C) Lay out a few acceptable outfits and let her choose
4. Your two-year-old is pulling things off the supermarket shelves. Do you:
A) Admire his creativity and let other shoppers wheel their carts around his sculpture of tomato soup cans
B) Seize the child and threaten to put him in a "time out" if he doesn't stop touching things
C) Show him how to put the cans back, then involve him in helping you carry the cans you need
5. Your six-year-old daughter is on a rampage at a restaurant. Do you:
A) Wolf down your meal so you can get her out of there quick
B) Grab by the arm and threaten to take her toys away when you get home
C) Remind her about table manners and if she won't settle down, have someone wait with her outside
6. Your four-year-old points at a stranger on the bus and says "he smells!" Do you:
A) Whisper in his ear "I know, honey" (he's speaking the truth and you want him to be authentic)

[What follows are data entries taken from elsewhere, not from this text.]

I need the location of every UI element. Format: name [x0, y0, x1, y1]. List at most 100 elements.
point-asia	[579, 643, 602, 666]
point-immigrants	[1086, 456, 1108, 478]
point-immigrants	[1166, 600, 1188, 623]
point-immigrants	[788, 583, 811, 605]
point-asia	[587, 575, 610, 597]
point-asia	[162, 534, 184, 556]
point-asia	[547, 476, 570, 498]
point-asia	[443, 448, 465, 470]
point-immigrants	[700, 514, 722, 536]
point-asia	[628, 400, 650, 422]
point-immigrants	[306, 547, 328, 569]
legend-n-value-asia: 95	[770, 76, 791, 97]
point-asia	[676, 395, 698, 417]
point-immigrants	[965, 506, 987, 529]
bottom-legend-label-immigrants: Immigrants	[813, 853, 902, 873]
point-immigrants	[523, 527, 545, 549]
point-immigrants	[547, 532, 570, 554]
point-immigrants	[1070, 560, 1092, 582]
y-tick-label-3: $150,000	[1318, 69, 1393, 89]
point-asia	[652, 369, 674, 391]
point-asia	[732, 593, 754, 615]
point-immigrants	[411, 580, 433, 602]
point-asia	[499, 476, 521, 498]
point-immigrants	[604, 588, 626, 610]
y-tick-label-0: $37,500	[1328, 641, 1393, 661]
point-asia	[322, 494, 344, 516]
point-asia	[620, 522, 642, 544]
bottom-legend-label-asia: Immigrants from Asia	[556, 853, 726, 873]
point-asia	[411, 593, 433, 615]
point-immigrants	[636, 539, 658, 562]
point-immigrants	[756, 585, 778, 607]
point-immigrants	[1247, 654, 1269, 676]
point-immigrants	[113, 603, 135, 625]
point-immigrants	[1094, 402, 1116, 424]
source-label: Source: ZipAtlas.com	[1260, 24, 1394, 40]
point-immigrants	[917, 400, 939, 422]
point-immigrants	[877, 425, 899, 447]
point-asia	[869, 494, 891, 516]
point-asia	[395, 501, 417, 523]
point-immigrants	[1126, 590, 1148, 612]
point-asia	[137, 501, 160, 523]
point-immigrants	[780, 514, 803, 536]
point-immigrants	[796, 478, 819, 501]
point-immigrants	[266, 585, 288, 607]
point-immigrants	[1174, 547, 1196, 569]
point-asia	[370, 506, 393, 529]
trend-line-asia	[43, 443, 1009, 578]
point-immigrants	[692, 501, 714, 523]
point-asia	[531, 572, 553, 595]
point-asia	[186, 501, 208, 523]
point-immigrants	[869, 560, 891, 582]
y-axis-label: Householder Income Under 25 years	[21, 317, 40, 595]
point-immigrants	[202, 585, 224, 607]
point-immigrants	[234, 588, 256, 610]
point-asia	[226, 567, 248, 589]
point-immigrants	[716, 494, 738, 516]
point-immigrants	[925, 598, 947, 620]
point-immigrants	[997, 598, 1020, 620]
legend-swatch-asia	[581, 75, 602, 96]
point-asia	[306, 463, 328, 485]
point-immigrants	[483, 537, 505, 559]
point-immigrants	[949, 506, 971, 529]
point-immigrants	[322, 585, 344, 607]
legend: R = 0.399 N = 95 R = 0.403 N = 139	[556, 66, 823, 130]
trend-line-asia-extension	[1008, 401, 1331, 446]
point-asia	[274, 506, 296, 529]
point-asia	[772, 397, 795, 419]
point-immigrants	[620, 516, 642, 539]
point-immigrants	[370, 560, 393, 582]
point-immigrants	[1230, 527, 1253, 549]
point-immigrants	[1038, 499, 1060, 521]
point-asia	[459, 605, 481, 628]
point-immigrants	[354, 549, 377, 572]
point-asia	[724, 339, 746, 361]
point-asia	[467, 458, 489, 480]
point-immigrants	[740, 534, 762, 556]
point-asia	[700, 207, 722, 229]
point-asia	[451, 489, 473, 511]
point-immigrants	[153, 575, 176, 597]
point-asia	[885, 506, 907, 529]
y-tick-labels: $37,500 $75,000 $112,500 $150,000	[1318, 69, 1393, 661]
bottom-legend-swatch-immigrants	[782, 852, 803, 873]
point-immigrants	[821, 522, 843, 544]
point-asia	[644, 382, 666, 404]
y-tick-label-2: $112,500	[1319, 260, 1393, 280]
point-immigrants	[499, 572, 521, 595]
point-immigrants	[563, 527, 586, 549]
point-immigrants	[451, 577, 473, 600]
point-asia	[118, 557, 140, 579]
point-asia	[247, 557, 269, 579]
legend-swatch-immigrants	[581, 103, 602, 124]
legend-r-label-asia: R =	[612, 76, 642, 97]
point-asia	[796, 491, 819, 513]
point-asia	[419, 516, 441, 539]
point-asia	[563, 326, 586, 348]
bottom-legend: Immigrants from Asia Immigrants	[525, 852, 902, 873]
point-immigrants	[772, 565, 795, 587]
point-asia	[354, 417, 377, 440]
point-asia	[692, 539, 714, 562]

B) Tell him to shut his mouth "and don't say another word until we get off the bus"
C) Explain that it's not polite to say mean things about others, and ask him to apologize
If your answers tend to be A, your parenting may be on the soft side.
If B describes your usualy MO, you could stand to loosen your grip.
If you chose mostly C answers, you tend to be a backbone parent who sets limits without squelching your kid's spirit.